QA is often called upon to deflect some percentage of bugs, which means it’s our obligation to test for as many different bugs as we can. Most of us find it uncontroversial to pursue a wide variety of test cases, spanning from the expected to the unexpected, and possibly even the malicious.
But how many of us are comfortable sitting across from the auditor and talking about security testing? This is a situation I’ve encountered multiple times in my industry. That fear is particularly real if the company doesn’t have solid security requirements, or doesn’t apply them to every project. QA needed to talk to information security to make sure we had it right.
Our information security team had a problem, too: How could they ensure that security requirements were met? Penetration testers, red teams, and dynamic scanning are all powerful ways to find the flaws in your software, but those are often applied post-release, when the software is already available to users—legitimate and otherwise. Static analysis tools offer some easier options for testing pre-production, and certification for those of us in regulated industries can go some distance to raising the bar for the attacker, if the items certified are sensible ones.
All of those are good practices, but we found they didn’t go far enough. Many of our security bugs were appearing post-release, causing angst for the testers as well as frustration for the business. We had a huge opportunity to add value.
This is where I found myself a few years ago: with a fresh security bug, a business case in hand for why I should be given time to focus on finding more of them, and very little knowledge of how to do it efficiently. We had risk-based testing (RBT) practices in place already, but I had no idea at the time of how to isolate security risks. It was time to build skills. I took classes, did research, and talked to infosec. They taught me the basics of threat modeling.
Testers know already that if you only test where you think problems might be, you miss subtle flaws that can become critical in production. Typical RBT practices do not include security concerns and often don’t take more than a cursory look at the architecture of the project. The point is to test the highest priorities first, so if an RBT practice isn’t catching the highest priorities at all, the practice is seriously flawed. Adding a threat model gives a much more complete picture and can totally reshuffle the priorities of testing.
We started by obtaining a data flow diagram for the system under test. For the purposes of this article, let’s use a sample web application, including a login, a query to a database, and the ability to print the generated report. If I were to think of the top priority based on that alone, I’d probably reach for the login first, motivated by experience with buggy authentication systems, followed by the database query.
Applying a threat modeling methodology—it doesn’t matter which you use, so long as it works for your system and your company—showed that while we may have chosen the login functionality as our highest risk based on gut feel and experience, the actual highest priority was protection of sensitive customer data. In addition, the highest-priority items were all found by the threat model, not the initial RBT matrix.

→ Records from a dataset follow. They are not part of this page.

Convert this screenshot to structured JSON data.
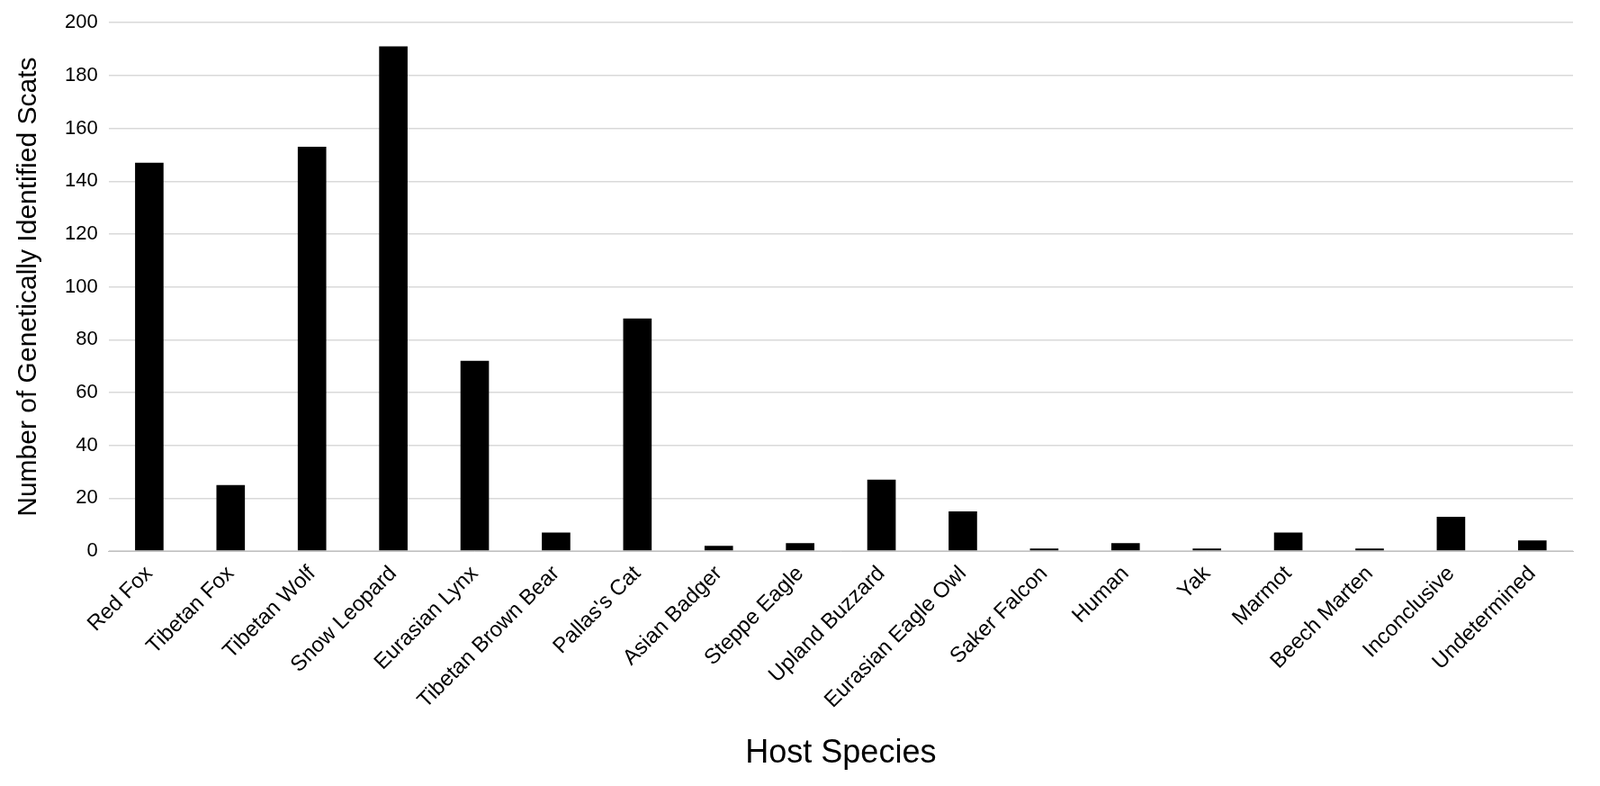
{
  "chart_data": {
    "type": "bar",
    "x_label": "Host Species",
    "y_label": "Number of Genetically Identified Scats",
    "categories": [
      "Red Fox",
      "Tibetan Fox",
      "Tibetan Wolf",
      "Snow Leopard",
      "Eurasian Lynx",
      "Tibetan Brown Bear",
      "Pallas's Cat",
      "Asian Badger",
      "Steppe Eagle",
      "Upland Buzzard",
      "Eurasian Eagle Owl",
      "Saker Falcon",
      "Human",
      "Yak",
      "Marmot",
      "Beech Marten",
      "Inconclusive",
      "Undetermined"
    ],
    "values": [
      147,
      25,
      153,
      191,
      72,
      7,
      88,
      2,
      3,
      27,
      15,
      1,
      3,
      1,
      7,
      1,
      13,
      4
    ],
    "color": "#000000",
    "ylim": [
      0,
      200
    ],
    "yticks": [
      0,
      20,
      40,
      60,
      80,
      100,
      120,
      140,
      160,
      180,
      200
    ],
    "grid": true
  }
}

We needed a way to prioritize them even further, in order to make the best of limited resources. This was a different sort of shifting left: not moving QA further up the development chain, but rather introducing security testing earlier than it would otherwise begin.
That answer was found in robust security standards. My industry has strong regulations driving exactly what we need to do, but even in the absence of regulation, models such as the OWASP Top Ten and CWE Top 25 can present a list of vulnerabilities to be assessed and removed from software. We found that each point of a standard and each item on a list generated at least one test case. I developed generic test cases from those standards to allow other testers easy access to the requirements, and we have begun to implement them.

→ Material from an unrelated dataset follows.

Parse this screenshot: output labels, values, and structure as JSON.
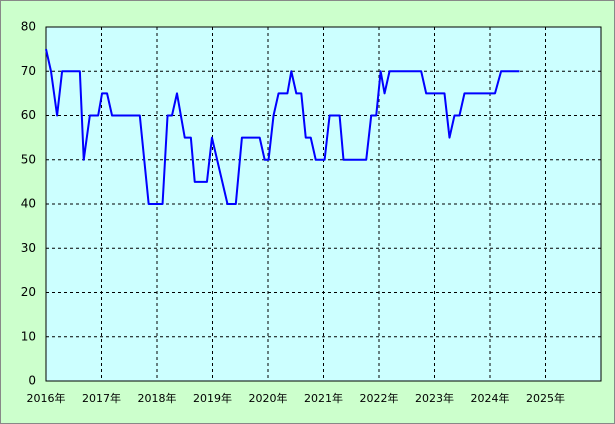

Of course, we can’t ignore our functional tests in order to focus strictly on security! This adds a lot of test cases, and they’re typically items that take both expertise and time. I rapidly found that one person could not support every project, and that the other testers on the team did not have the training to do the basics without guidance.

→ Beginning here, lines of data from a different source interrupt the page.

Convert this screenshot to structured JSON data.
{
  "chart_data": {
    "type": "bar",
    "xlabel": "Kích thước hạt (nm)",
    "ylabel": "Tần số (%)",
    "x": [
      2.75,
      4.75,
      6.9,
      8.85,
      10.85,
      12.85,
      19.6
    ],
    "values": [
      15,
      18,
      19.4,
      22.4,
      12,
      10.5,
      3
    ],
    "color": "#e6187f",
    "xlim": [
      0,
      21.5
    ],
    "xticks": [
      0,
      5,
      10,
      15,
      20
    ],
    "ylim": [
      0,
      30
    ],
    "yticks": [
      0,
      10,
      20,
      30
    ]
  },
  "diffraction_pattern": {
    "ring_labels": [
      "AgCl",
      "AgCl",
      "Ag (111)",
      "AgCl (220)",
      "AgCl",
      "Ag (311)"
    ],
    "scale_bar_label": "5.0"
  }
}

Our solution was once again collaboration. Our information security team had begun a security champion program, and I doubled as the champion for my QA team. Other people took up the role in other parts of the organization, and that led to a new path for testers to get vital information. Not only could we direct questions to the security champions, but the creation of a second QA security role took a lot of the load.
We closed the feedback loop by taking information back to infosec. QA knew already how many bugs had security impacts; now we shared their resolutions, and we received reports from the scans infosec was already running.
What we saw is that after a few months of work, teams that implemented security testing processes had fewer bugs, of lower severity, than those that did not. Not only that, but they had fewer production incidents related to security than teams that had no deliberate security testing practices.
I assume these difficulties are why security testing in QA is an uncommon practice. With the effects we’ve seen, I can confidently say that while this is a difficult path to follow, it leads to good results.